本リポートでは、東京圏について、住み替えパターン別の世帯主年齢の分布(「住宅・土地統計調査」データ)および世帯類型別の所有関係変動(「住宅需要実態調査」データ)の推移を追跡し、世帯のライフステージに基づく住み替え行動様式の存在、すなわち「住宅双六」が成立していることを確認した。すなわち、世帯主年齢の上昇に従い、「親族→借家」「借家→借家」「借家→持家」「持家→持家」へと住み替える傾向が見られ、「住宅双六」の基本形が導出された。さらに、この基本形が3調査時点を通じて不変であること、不変でありつつも調査時点により、住み替え割合や住宅の属性に変化が見られることが検証された。
同様のことは、「住宅需要実態調査」の個票データを用いた行動選択モデルによる定量分析でも検証された。世帯人員などの世帯要因が、住み替え行動に重要な影響を与えており、その効果は調査時点によって大きく変動している。さらに、推定したモデルを用いて、世帯類型別の住み替え確率を推計した結果、若年世帯は借家から持家に住み替え、中年世帯は持家から持家に住み替え、高齢世帯はあまり住み替えないという傾向が浮かび上がり、住宅双六が確認された。
また、今後、東京圏の世帯規模は単身世帯の増加などにより減少が見込まれ、一方で、都心への人口流入などにより世帯数は増加が見込まれている。本リポートでは、推定したモデルを用いて、こうした人口動態を考慮した東京圏の住み替え需要予測を行った。その結果、持家への住み替え需要は2015年まで緩やかに増加した後、2020年以降は減少傾向に転じる可能性が示唆された。

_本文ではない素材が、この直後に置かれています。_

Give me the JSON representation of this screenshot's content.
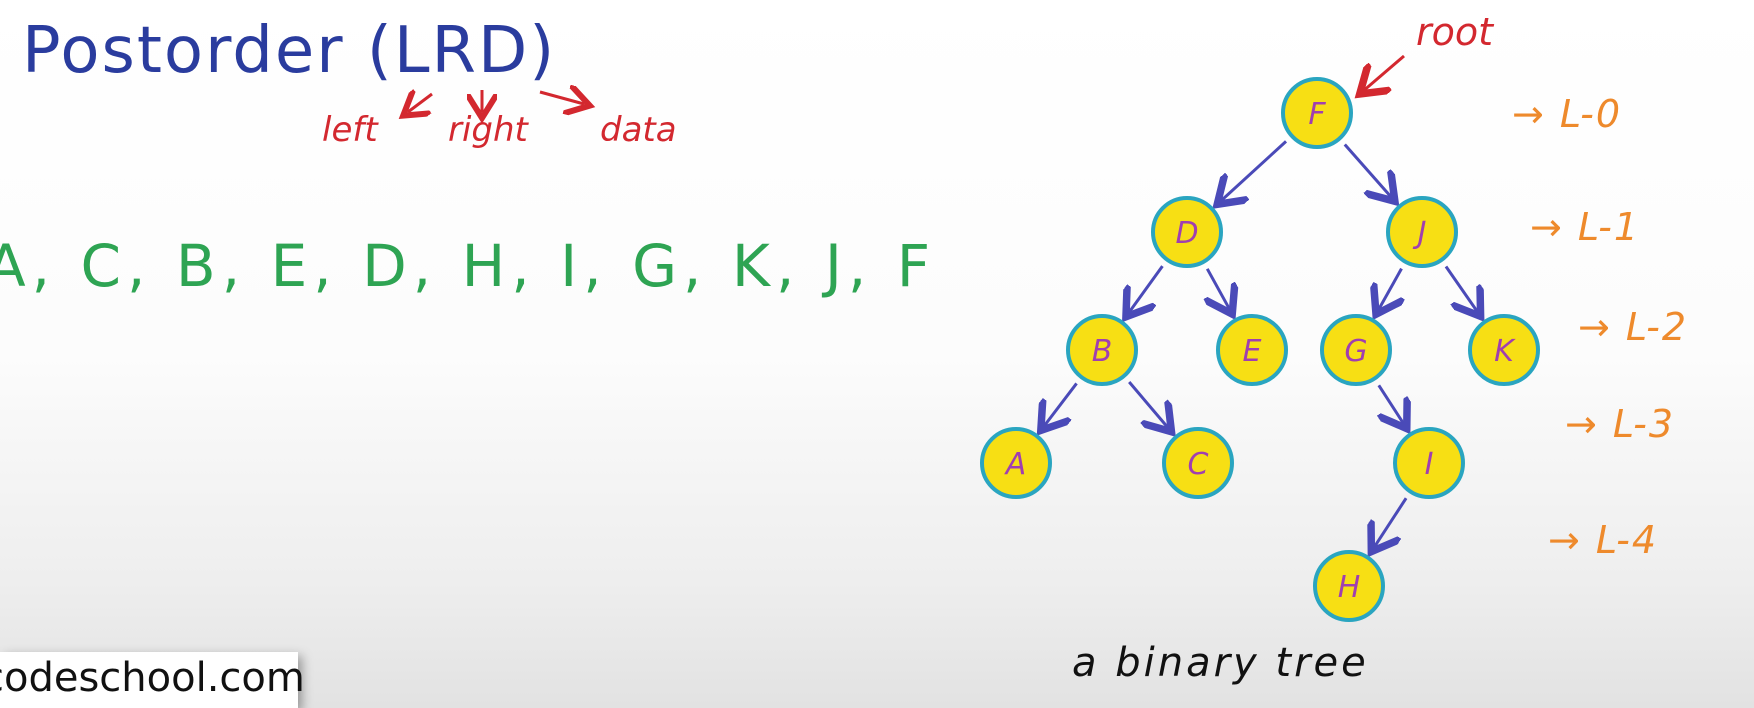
{
  "title": "Postorder (LRD)",
  "subtitle": {
    "left": "left",
    "right": "right",
    "data": "data"
  },
  "sequence": "A, C, B, E, D, H, I, G, K, J, F",
  "root_label": "root",
  "caption": "a binary tree",
  "watermark": "codeschool.com",
  "colors": {
    "title": "#2a3c9e",
    "subtitle": "#d3282f",
    "sequence": "#2ea453",
    "node_fill": "#f7df14",
    "node_border": "#2aa5c0",
    "node_text": "#a03fb0",
    "edge": "#4a4ab8",
    "level": "#ee8a2c"
  },
  "tree": {
    "nodes": [
      {
        "id": "F",
        "label": "F",
        "level": 0
      },
      {
        "id": "D",
        "label": "D",
        "level": 1
      },
      {
        "id": "J",
        "label": "J",
        "level": 1
      },
      {
        "id": "B",
        "label": "B",
        "level": 2
      },
      {
        "id": "E",
        "label": "E",
        "level": 2
      },
      {
        "id": "G",
        "label": "G",
        "level": 2
      },
      {
        "id": "K",
        "label": "K",
        "level": 2
      },
      {
        "id": "A",
        "label": "A",
        "level": 3
      },
      {
        "id": "C",
        "label": "C",
        "level": 3
      },
      {
        "id": "I",
        "label": "I",
        "level": 3
      },
      {
        "id": "H",
        "label": "H",
        "level": 4
      }
    ],
    "edges": [
      [
        "F",
        "D"
      ],
      [
        "F",
        "J"
      ],
      [
        "D",
        "B"
      ],
      [
        "D",
        "E"
      ],
      [
        "J",
        "G"
      ],
      [
        "J",
        "K"
      ],
      [
        "B",
        "A"
      ],
      [
        "B",
        "C"
      ],
      [
        "G",
        "I"
      ],
      [
        "I",
        "H"
      ]
    ],
    "levels": [
      "→ L-0",
      "→ L-1",
      "→ L-2",
      "→ L-3",
      "→ L-4"
    ]
  }
}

これは、当面は世帯数の増加により需要が拡大するが、その後は世帯人員減少による住み替え抑制効果が大きくなることによる。借家への住み替え需要は、世帯数の増加および世帯人員の減少により、ほぼ一貫して増加することが明らかになった。
人口減少社会において、今後の住宅需要はどのように変化するか、またそれに対応した質の高い住宅供給がどうあるべきか、その方策検討の一助となれば幸いである。